Indeed, the later passages of this play show that far from being the grandstanding radical or attention whore that her detractors try to paint her as being, Corrie was a well brought up, polite young woman who spoke to and described with respect those Palestinians she was living with. She doesn’t just throw candy from the turret of a tank and drive off. She listens to what they have to say, tries to learn bits of Arabic from the children, has a sense of humor when they laugh at her squeamishness, speaks to older Arab woman no differently from the way she would speak to her own mother, but, above all, wants to tell their story as much as she wants to tell her own. In one of the very last scenes of the play, Corrie is writing an e-mail to her well-intentioned but ultimately clueless liberal parents back home, who make the usual statements about the cycle of violence and about being trying to be “even handed” between both sides.
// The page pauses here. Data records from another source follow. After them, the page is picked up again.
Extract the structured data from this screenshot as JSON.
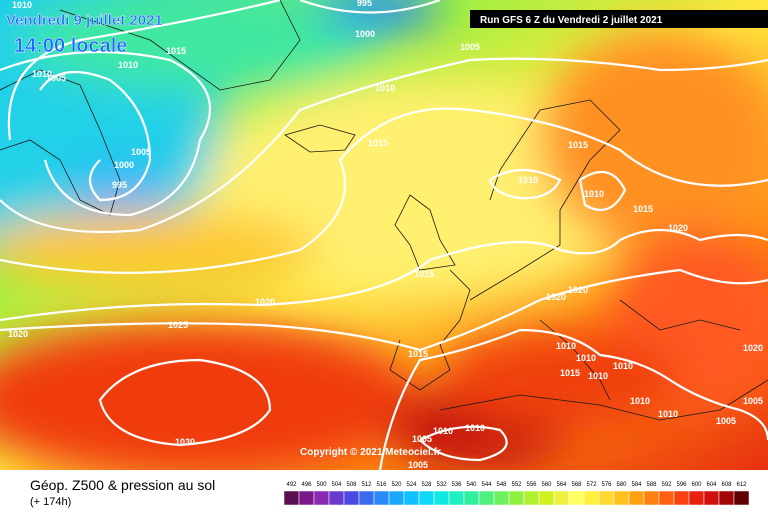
{
  "header": {
    "date": "Vendredi 9 juillet 2021",
    "time": "14:00 locale",
    "run": "Run GFS 6 Z du Vendredi 2 juillet 2021"
  },
  "copyright": "Copyright © 2021 Meteociel.fr",
  "footer": {
    "title": "Géop. Z500 & pression au sol",
    "lead": "(+ 174h)"
  },
  "isobar_labels": [
    995,
    1000,
    1005,
    1010,
    1015,
    1010,
    1010,
    1005,
    1010,
    1015,
    1005,
    1000,
    995,
    1015,
    1010,
    1010,
    1015,
    1020,
    1015,
    1020,
    1020,
    1020,
    1025,
    1020,
    1015,
    1010,
    1010,
    1015,
    1010,
    1010,
    1010,
    1010,
    1005,
    1005,
    1010,
    1010,
    1005,
    1030,
    1005,
    1020
  ],
  "scale": {
    "labels": [
      492,
      496,
      500,
      504,
      508,
      512,
      516,
      520,
      524,
      528,
      532,
      536,
      540,
      544,
      548,
      552,
      556,
      560,
      564,
      568,
      572,
      576,
      580,
      584,
      588,
      592,
      596,
      600,
      604,
      608,
      612
    ],
    "colors": [
      "#5a1050",
      "#7a1a8a",
      "#8a2ab0",
      "#6a3ad0",
      "#4a4ae0",
      "#3a6af0",
      "#2a8af8",
      "#1aa8ff",
      "#10c0ff",
      "#10d8f8",
      "#10e8e0",
      "#20f0c0",
      "#30f0a0",
      "#50f080",
      "#70f060",
      "#90f040",
      "#b0f030",
      "#d0f020",
      "#f0f040",
      "#ffff60",
      "#fff040",
      "#ffd830",
      "#ffc020",
      "#ffa010",
      "#ff8010",
      "#ff6010",
      "#f84010",
      "#e82010",
      "#d01010",
      "#a00808",
      "#600000"
    ]
  }
}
Who do you these families are that I tell you about, who won’t take any money from us even though they are very, very poor, and who say to us: “We are not a hotel. We help you because we think that maybe you will go and tell people in your country that you lived with Muslims. We think they will know that we are good people. We are quiet people. We just want peace. Do you think I’m hanging out with Hamas fighters? These people are being shot at every day and they continue to go about their business as best they can in the sights of machine guns and rocket launchers. Isn’t that basically the epitome of non-violent resistance?
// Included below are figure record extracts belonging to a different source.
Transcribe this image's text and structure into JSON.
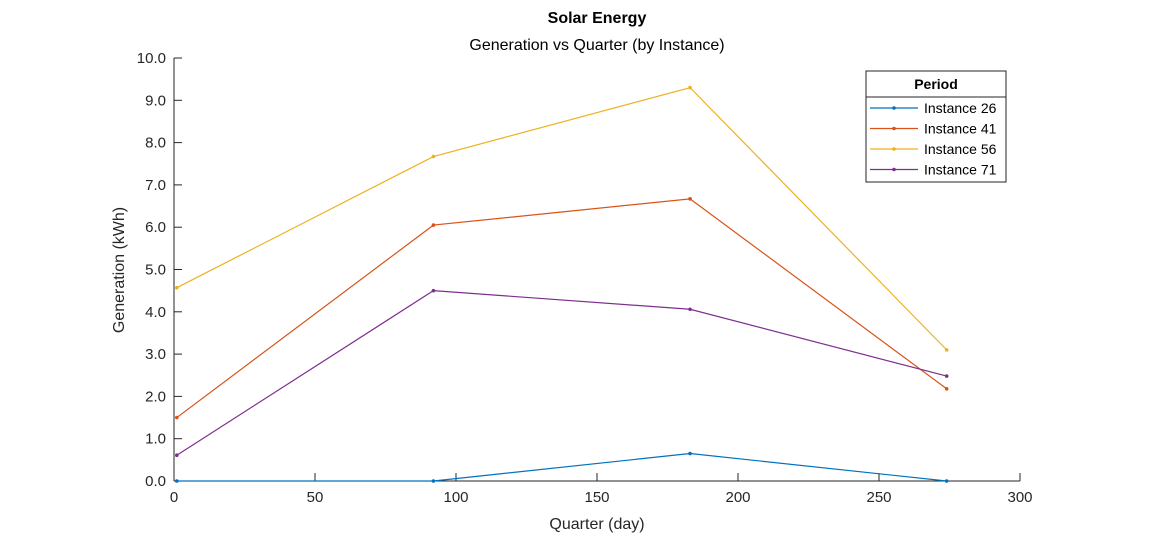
{
  "chart_data": {
    "type": "line",
    "title": "Solar Energy",
    "subtitle": "Generation vs Quarter (by Instance)",
    "xlabel": "Quarter (day)",
    "ylabel": "Generation (kWh)",
    "xlim": [
      0,
      300
    ],
    "ylim": [
      0,
      10
    ],
    "xticks": [
      "0",
      "50",
      "100",
      "150",
      "200",
      "250",
      "300"
    ],
    "yticks": [
      "0.0",
      "1.0",
      "2.0",
      "3.0",
      "4.0",
      "5.0",
      "6.0",
      "7.0",
      "8.0",
      "9.0",
      "10.0"
    ],
    "grid": false,
    "legend": {
      "title": "Period",
      "placement": "top-right"
    },
    "x": [
      1,
      92,
      183,
      274
    ],
    "series": [
      {
        "name": "Instance 26",
        "color": "#0072BD",
        "values": [
          0.0,
          0.0,
          0.65,
          0.0
        ]
      },
      {
        "name": "Instance 41",
        "color": "#D95319",
        "values": [
          1.5,
          6.05,
          6.67,
          2.18
        ]
      },
      {
        "name": "Instance 56",
        "color": "#EDB120",
        "values": [
          4.57,
          7.67,
          9.3,
          3.1
        ]
      },
      {
        "name": "Instance 71",
        "color": "#7E2F8E",
        "values": [
          0.61,
          4.5,
          4.06,
          2.48
        ]
      }
    ]
  }
}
It’s easy enough to dismiss this as propaganda, and to some extent it is propaganda of the crudest variety. We help you because we think that maybe you will go and tell people in your country that you lived with Muslims. We are quiet people. We just want peace. But it’s also important to notice that Corrie sees it as propaganda. Unlike the majority of us, who will find some excuse not to see the world through the eyes of the world’s poor because knowing what they know would be more than we could bear, Corrie makes the conscious choice to enter into their world and to make an attempt to speak in their voice. This indeed is propaganda, but it’s not only propaganda worth repeating, it’s propaganda that’s woefully inadequate to the horrific reality in which the Palestinians and most of the world’s poor live.
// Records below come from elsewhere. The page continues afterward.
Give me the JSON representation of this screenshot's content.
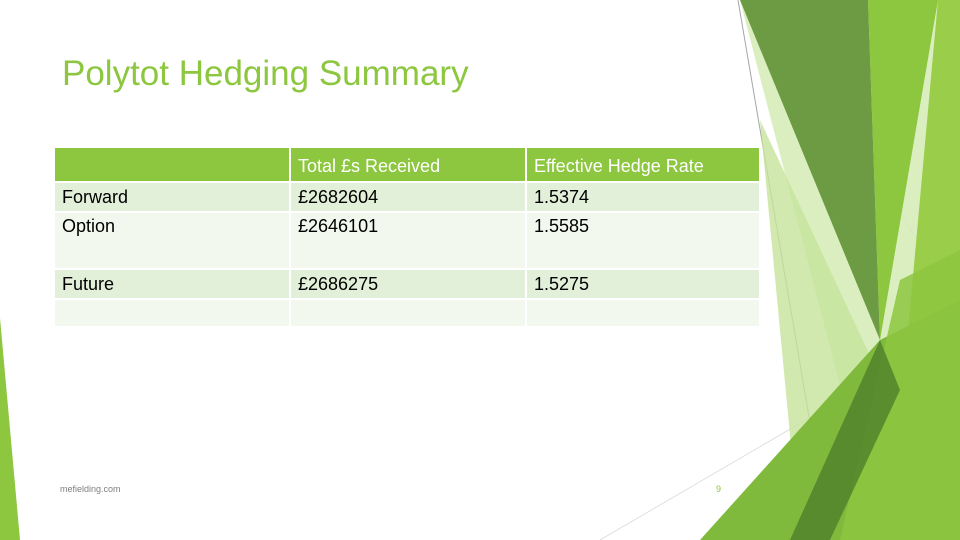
{
  "slide": {
    "title": "Polytot Hedging Summary",
    "footer": "mefielding.com",
    "page_number": "9",
    "accent_color": "#8dc63f",
    "band_color_dark": "#e2efd9",
    "band_color_light": "#f2f8ee"
  },
  "table": {
    "headers": [
      "",
      "Total £s Received",
      "Effective Hedge Rate"
    ],
    "rows": [
      [
        "Forward",
        "£2682604",
        "1.5374"
      ],
      [
        "Option",
        "£2646101",
        "1.5585"
      ],
      [
        "Future",
        "£2686275",
        "1.5275"
      ],
      [
        "",
        "",
        ""
      ]
    ]
  }
}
The way Dodds reads this passage is remarkable. While up until the final parts of the play, she has been speaking in an affected, self-conscious, self-dramatizing tone of voice which ranges from insolent bohemian to daddy’s girl trying to get her father’s attention, here she drops into a way of speaking that’s completely unselfconscious, almost transparent. She loses herself and allows the people of the Gaza Strip to speak through her and they, in turn, give her the authority to speak to her father as an equal. The power relationship has been reversed. She’s no longer pleading the case of the Palestinians to her mother and father (and to that collective body of progressives and liberals who came to the rally against the censorship of My Name is Rachel Corrie at Riverside), she’s instructing her parents in the reality of how the world works. She’s challenging us all to “come see these people” and to “make this stop”. Rachel Corrie was a very young woman when she died (only 23) but she had already found herself in a way most of us will never even imagine, and, just perhaps, for all the talk we here about “heroes” after 9/11, Corrie might just be the only genuinely heroic figure who’s come out of these awful five years. As young as she was when she died, Corrie is speaking as someone who’s made the conscious choice to step outside of the comfortable whited sepulcher, to “fight her monsters”, to see the world in its naked reality. Compared to her and compared to the voice in this play, the rest of us are still children hiding in our dollhouses.